Let's take a stroll down memory lane to a time more innocent, exciting and soggy: March 22nd, 2010.
Those of you not blessed with a Western Australian postcode may not know that that was the day of the Great Perth Storm. There were hailstones, fierce winds, flooding. Amazingly no one died, nor were there any serious injuries. There was, however, significant damage to property. The University of WA was particularly badly hit, with the windows of Winthop Hall destroyed and (ironically) the Architecture library flooded (there are some amazing photos of the storm and the damage on the WA Today website). Thousands of people were left without power for days afterwards, and glaziers and second-hand car dealers have been doing a good trade since then.

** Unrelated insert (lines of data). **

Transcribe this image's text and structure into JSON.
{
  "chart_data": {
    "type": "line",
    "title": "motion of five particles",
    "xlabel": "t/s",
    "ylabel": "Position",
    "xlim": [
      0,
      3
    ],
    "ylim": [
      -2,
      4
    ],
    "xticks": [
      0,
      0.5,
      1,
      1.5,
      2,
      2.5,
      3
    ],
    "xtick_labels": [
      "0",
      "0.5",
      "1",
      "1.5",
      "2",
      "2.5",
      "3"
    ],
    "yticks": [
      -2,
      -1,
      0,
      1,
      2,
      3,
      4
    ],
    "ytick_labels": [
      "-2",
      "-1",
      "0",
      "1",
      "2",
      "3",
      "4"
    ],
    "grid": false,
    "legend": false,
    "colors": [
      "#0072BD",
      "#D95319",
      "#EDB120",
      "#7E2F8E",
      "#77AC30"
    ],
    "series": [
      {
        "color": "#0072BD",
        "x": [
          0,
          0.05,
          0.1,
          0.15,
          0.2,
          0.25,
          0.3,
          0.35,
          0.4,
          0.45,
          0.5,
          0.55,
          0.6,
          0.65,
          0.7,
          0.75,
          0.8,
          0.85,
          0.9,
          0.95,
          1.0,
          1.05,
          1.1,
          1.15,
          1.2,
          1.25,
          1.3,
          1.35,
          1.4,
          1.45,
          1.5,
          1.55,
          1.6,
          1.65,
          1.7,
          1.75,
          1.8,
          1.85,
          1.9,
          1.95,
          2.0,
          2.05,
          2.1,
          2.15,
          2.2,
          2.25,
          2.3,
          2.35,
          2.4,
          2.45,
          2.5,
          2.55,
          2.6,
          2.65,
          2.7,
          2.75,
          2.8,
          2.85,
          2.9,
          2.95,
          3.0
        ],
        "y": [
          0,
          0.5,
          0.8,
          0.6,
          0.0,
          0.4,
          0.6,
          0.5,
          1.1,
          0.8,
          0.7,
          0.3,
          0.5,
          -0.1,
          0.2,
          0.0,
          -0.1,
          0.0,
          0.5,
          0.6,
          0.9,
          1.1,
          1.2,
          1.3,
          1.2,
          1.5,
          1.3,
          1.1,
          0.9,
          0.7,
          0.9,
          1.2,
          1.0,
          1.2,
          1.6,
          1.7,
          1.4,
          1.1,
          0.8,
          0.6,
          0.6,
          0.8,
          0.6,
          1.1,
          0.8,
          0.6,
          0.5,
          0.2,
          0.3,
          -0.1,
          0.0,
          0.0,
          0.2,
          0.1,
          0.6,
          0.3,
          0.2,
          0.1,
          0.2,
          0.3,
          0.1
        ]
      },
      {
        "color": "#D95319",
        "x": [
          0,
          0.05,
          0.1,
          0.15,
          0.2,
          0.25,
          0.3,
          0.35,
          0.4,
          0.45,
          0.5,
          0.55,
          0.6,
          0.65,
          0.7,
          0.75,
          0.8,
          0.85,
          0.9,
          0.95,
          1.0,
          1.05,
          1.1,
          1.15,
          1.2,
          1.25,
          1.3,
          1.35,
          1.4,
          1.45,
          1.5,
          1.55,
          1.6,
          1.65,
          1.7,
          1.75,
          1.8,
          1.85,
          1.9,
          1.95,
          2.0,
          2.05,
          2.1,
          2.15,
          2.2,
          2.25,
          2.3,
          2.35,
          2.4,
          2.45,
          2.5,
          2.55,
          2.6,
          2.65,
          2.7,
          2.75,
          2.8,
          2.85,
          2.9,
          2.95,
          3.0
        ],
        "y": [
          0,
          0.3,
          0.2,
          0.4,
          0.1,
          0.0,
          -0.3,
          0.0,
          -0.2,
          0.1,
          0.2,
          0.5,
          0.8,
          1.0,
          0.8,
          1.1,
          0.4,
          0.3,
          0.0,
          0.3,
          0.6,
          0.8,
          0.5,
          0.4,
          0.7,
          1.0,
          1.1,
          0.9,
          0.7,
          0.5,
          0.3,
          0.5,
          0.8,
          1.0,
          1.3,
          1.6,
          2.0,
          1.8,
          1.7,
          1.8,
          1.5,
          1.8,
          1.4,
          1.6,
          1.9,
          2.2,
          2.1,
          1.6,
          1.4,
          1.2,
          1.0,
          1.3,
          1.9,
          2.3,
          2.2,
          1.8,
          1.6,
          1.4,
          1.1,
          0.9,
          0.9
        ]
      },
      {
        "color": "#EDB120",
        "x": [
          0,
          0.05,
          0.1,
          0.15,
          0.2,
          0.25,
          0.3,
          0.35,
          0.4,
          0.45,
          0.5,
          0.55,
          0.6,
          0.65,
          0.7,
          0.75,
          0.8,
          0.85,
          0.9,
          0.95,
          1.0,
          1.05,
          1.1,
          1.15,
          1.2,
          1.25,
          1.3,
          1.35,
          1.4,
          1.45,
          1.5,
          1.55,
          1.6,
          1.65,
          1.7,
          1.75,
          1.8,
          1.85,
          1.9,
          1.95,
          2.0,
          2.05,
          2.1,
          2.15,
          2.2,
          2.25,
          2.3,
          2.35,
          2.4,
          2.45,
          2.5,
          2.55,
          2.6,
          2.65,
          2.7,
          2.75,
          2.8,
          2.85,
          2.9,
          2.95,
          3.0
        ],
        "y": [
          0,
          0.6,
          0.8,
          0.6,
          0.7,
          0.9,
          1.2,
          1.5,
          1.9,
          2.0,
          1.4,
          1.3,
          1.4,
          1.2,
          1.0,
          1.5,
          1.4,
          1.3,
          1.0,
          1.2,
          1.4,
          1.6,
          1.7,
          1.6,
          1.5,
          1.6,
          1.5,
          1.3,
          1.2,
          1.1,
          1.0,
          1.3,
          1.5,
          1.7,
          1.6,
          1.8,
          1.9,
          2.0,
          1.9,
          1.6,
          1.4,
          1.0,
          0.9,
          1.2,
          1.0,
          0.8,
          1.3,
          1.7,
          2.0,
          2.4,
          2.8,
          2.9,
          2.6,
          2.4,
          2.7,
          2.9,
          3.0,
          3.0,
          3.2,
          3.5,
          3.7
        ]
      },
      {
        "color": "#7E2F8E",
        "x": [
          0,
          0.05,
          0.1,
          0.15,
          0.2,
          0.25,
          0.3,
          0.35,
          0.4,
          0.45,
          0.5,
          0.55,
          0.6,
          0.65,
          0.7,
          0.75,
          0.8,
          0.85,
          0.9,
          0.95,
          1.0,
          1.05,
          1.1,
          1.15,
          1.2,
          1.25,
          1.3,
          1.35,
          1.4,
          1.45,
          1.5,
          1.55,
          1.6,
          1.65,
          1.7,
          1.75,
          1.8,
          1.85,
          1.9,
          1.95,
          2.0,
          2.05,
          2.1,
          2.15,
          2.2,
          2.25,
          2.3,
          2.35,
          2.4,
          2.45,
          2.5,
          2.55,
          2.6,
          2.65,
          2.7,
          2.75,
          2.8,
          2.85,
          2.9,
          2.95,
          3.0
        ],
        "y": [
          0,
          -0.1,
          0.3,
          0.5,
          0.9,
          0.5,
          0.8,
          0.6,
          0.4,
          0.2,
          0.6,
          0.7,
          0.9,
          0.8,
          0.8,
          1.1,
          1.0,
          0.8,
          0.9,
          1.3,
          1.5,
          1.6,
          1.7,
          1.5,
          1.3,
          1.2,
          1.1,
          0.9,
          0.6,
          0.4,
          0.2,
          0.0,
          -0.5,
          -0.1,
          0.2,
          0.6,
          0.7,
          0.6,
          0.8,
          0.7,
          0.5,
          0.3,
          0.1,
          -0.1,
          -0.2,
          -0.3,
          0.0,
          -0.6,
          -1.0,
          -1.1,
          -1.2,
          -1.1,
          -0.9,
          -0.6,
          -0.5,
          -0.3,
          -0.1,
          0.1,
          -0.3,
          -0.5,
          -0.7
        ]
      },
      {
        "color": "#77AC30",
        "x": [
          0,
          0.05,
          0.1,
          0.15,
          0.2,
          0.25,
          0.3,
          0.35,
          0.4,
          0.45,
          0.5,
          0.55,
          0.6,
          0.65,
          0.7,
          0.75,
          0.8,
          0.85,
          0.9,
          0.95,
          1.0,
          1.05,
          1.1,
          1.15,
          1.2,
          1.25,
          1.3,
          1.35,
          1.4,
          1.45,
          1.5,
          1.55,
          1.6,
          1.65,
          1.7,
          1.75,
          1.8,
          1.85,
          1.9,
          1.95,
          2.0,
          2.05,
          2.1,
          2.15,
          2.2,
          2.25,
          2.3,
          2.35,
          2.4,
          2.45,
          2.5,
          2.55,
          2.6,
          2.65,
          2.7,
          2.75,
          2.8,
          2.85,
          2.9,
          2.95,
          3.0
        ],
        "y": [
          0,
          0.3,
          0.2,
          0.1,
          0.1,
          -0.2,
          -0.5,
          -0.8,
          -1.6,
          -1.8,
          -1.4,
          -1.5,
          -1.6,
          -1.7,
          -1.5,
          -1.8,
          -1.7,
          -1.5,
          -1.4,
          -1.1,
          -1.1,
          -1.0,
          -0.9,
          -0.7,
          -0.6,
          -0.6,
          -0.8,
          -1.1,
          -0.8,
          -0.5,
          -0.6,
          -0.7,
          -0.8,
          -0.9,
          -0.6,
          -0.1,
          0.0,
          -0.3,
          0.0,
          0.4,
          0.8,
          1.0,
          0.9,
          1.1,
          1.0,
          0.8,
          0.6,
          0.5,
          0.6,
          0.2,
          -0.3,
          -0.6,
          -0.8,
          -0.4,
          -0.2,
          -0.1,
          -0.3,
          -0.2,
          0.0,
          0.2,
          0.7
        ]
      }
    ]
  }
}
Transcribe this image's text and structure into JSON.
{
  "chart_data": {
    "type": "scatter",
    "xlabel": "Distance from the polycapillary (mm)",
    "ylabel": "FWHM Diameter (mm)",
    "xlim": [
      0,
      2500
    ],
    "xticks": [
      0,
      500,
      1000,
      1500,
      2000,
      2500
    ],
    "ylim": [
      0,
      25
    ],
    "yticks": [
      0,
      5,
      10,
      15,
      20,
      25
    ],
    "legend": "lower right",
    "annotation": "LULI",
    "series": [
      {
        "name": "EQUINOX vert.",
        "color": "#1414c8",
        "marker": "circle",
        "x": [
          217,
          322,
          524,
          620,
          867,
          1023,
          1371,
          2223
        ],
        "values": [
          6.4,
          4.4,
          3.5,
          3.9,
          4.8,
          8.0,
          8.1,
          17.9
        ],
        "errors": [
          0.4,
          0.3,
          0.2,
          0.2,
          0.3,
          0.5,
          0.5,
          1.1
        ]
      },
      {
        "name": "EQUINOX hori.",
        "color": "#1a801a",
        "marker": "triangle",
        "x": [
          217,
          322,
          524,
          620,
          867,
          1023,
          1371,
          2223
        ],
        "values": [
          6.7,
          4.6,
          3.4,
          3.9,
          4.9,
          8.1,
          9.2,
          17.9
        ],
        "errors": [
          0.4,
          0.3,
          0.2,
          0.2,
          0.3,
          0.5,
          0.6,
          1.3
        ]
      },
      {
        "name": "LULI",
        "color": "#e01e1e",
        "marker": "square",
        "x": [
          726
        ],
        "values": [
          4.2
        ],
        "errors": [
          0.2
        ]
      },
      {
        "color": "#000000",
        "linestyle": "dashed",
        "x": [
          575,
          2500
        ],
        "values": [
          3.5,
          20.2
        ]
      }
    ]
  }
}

In the days afterwards, particularly around university, there was a thick layer of plant matter on the ground - trees had been severely whipped over several square kilometres - and a not unpleasant smell of slowly rotting eucalypt cleared out sinuses wherever we went. Windows were boarded up and gradually repaired, flooded cars towed away, powerlines fixed. There was a sudden sense of community about it all - after all, we had all survived the Great Storm of Perth.
Now a similar thing has happened in Finland, less the hail stones, as far as I can tell. Here is a phenomenal film of the stormfront approaching on Sunday.
I'm oddly excited by the Finnish storms- I find it strangely poetic that both my homes, in both the narrow and broad senses, got done by freak storms in the respective summers/autumns on 2010.